In Managua, the surrounding of the bus dropoff-point was a bit sketchy. I am the only gringo, and I am about to make a very painful mistake. Because so many people have warned me for the ferociousness of Managuans, I want to free myself as quickly as I can from the taxi drivers that storm to the minivan when it arrives.
“Taxi, sir? Ticabus, center, hotel, economico.”
-“No, no, no. Dejame solo.”
“Taxi, you need taxi sir.”
-“No me molestas!”
One of the guys is particularly insisting, and keeps following me. I get angry with him.
-“Quieres que llama a la policia?”
“Tu pasaje por el bus, el bus…”
-“Mira, Usted me esta molestando…”
“El b-u-s…”
-“O… perdon, mil veces perdon senor, dicculple, aqui tiene quarenta Córdobas.”
I’ve forgotten that I still have to pay my bus.

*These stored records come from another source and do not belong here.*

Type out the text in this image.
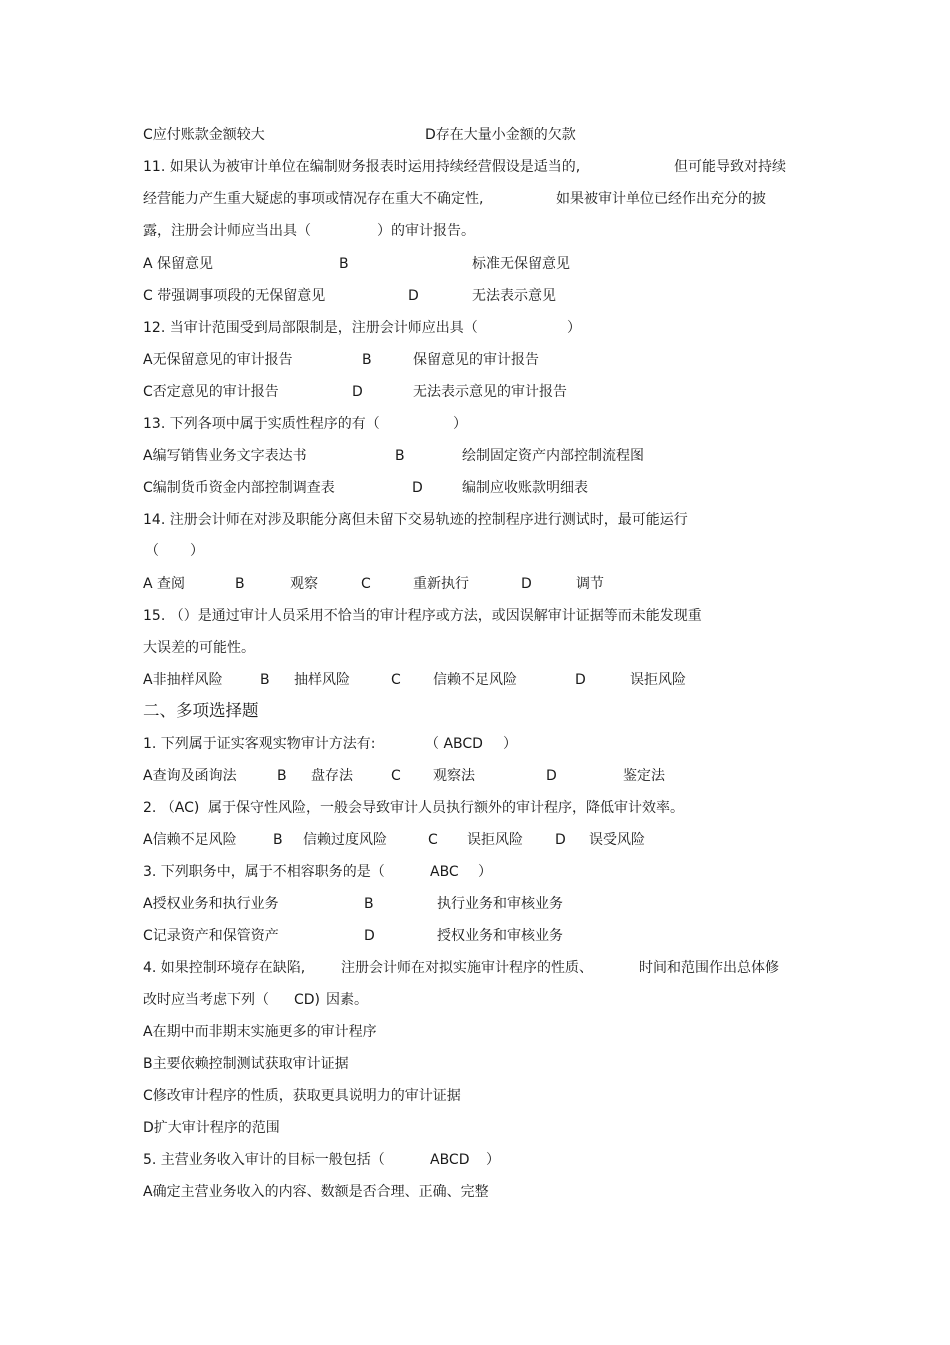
C应付账款金额较大	D存在大量小金额的欠款
11. 如果认为被审计单位在编制财务报表时运用持续经营假设是适当的,	但可能导致对持续
经营能力产生重大疑虑的事项或情况存在重大不确定性,	如果被审计单位已经作出充分的披
露，注册会计师应当出具（	）的审计报告。
A 保留意见	B	标准无保留意见
C 带强调事项段的无保留意见	D	无法表示意见
12. 当审计范围受到局部限制是，注册会计师应出具（	）
A无保留意见的审计报告	B	保留意见的审计报告
C否定意见的审计报告	D	无法表示意见的审计报告
13. 下列各项中属于实质性程序的有（	）
A编写销售业务文字表达书	B	绘制固定资产内部控制流程图
C编制货币资金内部控制调查表	D	编制应收账款明细表
14. 注册会计师在对涉及职能分离但未留下交易轨迹的控制程序进行测试时，最可能运行
（ ）
A 查阅	B	观察	C	重新执行	D	调节
15. （）是通过审计人员采用不恰当的审计程序或方法，或因误解审计证据等而未能发现重
大误差的可能性。
A非抽样风险	B 抽样风险	C 信赖不足风险	D	误拒风险
二、多项选择题
1. 下列属于证实客观实物审计方法有:	（ ABCD ）
A查询及函询法	B 盘存法	C 观察法	D	鉴定法
2. （AC) 属于保守性风险，一般会导致审计人员执行额外的审计程序，降低审计效率。
A信赖不足风险	B 信赖过度风险	C 误拒风险 D 误受风险
3. 下列职务中，属于不相容职务的是（	ABC ）
A授权业务和执行业务	B	执行业务和审核业务
C记录资产和保管资产	D	授权业务和审核业务
4. 如果控制环境存在缺陷,	注册会计师在对拟实施审计程序的性质、	时间和范围作出总体修
改时应当考虑下列（ CD) 因素。
A在期中而非期末实施更多的审计程序
B主要依赖控制测试获取审计证据
C修改审计程序的性质，获取更具说明力的审计证据
D扩大审计程序的范围
5. 主营业务收入审计的目标一般包括（	ABCD ）
A确定主营业务收入的内容、数额是否合理、正确、完整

It was so painful. I make up for my mistakes, repeating my sincere regrets and asking for the long distance-bus terminal. There are no buses for the day, so I decide to continue to Leon. Another bus takes me, I have my backpack on my lap and talk to a friendly mechanic.
In Leon, the friendly mechanic accompanies me to a hostel called “bigfoot”, the Lonely Planet Hostel of the year 2006, and the first hostel I’ve been in with a free pool in the patio. It is great. The travelers stick together though, and I don’t really feel like any more tourism. I want to get to know the view from within – at 9pm Rolando, the friendly mechanic, shows up at the hostel and we have a few beers together. In the course of a smooth man-to-man conversation, I learn some essential things about the country.
Rolando is 35, married with children, two boys age twelve and eight. He is particularly proud of his youngest sun , astronomy genius. buy laptop computer, guitar. Invites me for a beer, the Tona is the best in the world. Much better than Heineken, we agree upon that. It has been some time he had a night out, I understand. He is really friendly. We speak about girlfriends, traveling, the education of our children, international beer, the economy crisis, Obama’s rhetoric, women. I can see myself sitting there, at that bar in the town of Leon, talking to a new friend over a bottle of cold beer, just being a new guy. I love this kind of conversations.
We walk back to the hostel, or rather, he walks me back because I have lost my sense of orientation even after two beers. You can do volcano boarding here, it’s a unique sport invented by the American who runs the hoste. It means sliding off a steep volcano slope, getting all covered in dust as you make your way down at dazzling speed – but I like my conversations more.